Aligning U.S. Health Care With U.S. Foreign Policy - Council on Foreign Relations
Millions of lives are prolonged or saved throughout the world, thanks to United States-supported health programs. But Americans aren’t so lucky. For many, the best way to get affordable treatment at U.S. taxpayers’ expense might be to move to a poor country that is committed to building universal coverage, backed by U.S. development aid.
The Supreme Court decision on the Affordable Care Act (PDF) opens the possibility that the United States may now begin to domestically implement policies that foreign aid agencies and the Department of Defense have long supported, both politically and economically, as elements of U.S. foreign policy. It may now be possible to harmonize longstanding U.S. foreign and domestic policies regarding health-care access for poor and middle class peoples.

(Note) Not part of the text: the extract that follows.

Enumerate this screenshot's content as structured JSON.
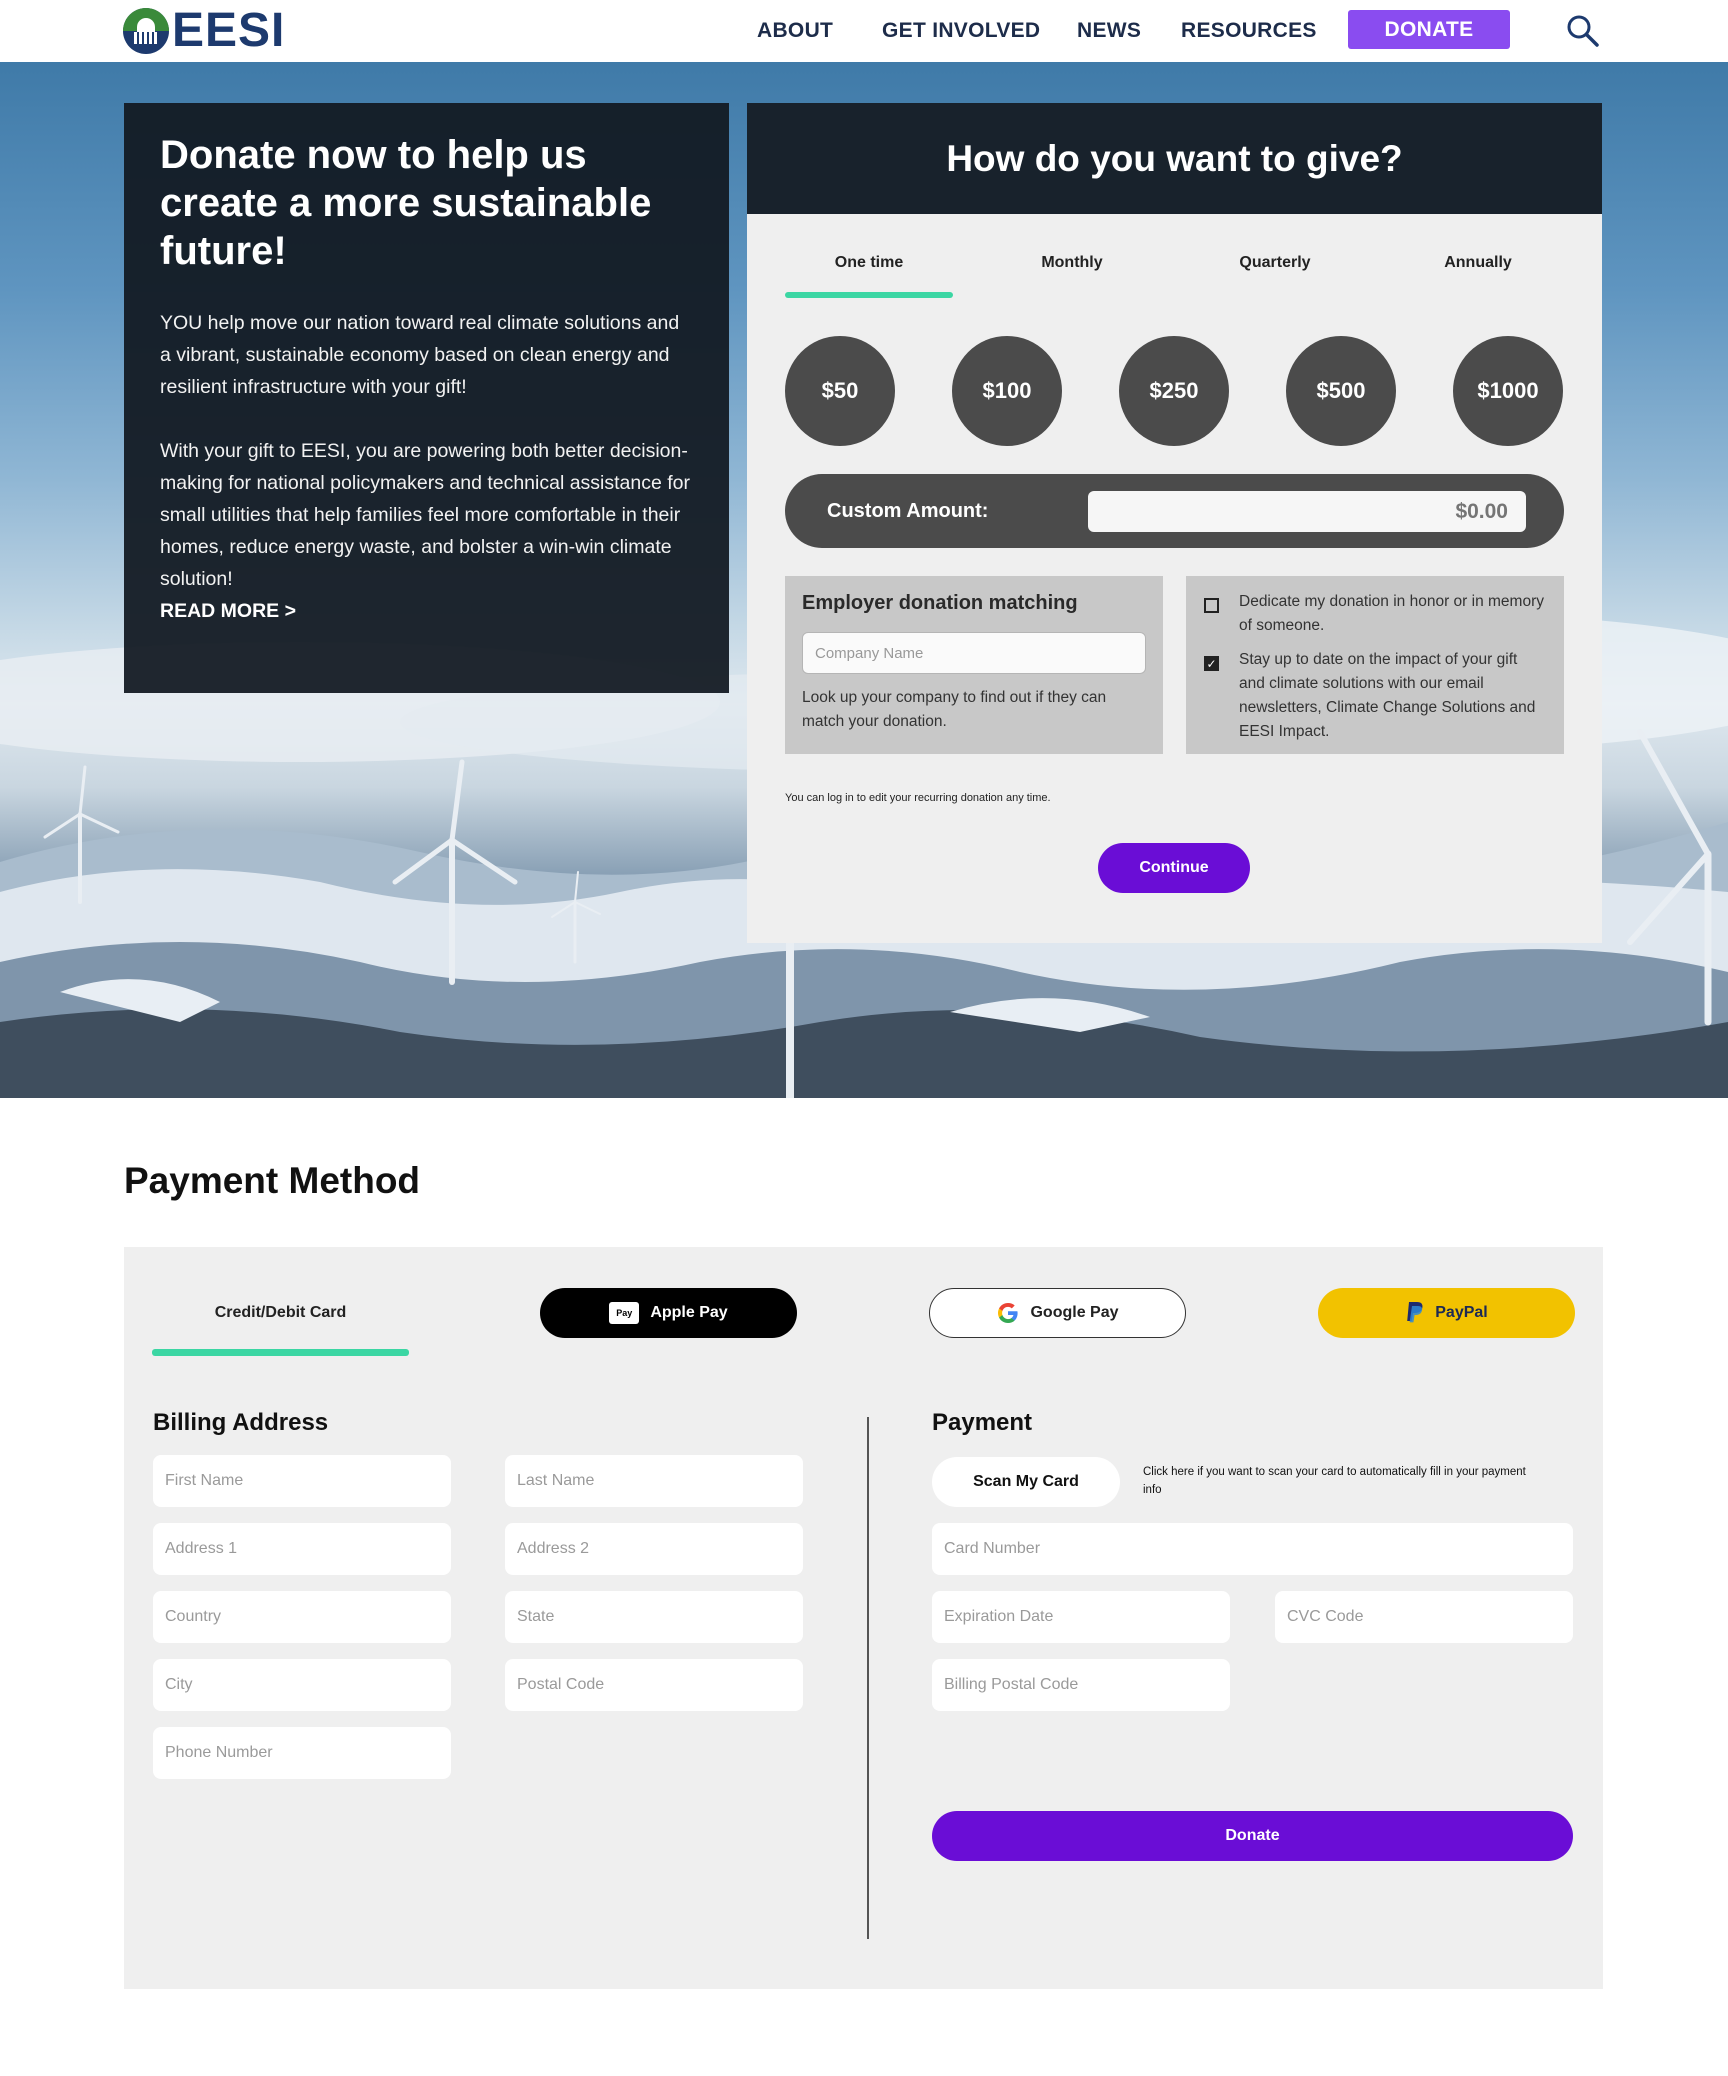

Dating back to the Marshall Plan in post-WWII Europe, Gen. Douglas MacArthur’s 1945-49 occupation of Japan, and then the Korean War, it has been a matter of U.S. foreign policy to invest in the creation of universal health systems. More recently, the Marshall Plan was cited by AFRICOM in support of a Department of Defense engagement in health systems construction across Africa. This year (FY2012), South Africa was the number one recipient of health aid from the United States, totaling nearly $470 million, much of which is supporting the country’s fourteen-year program to build universal health coverage.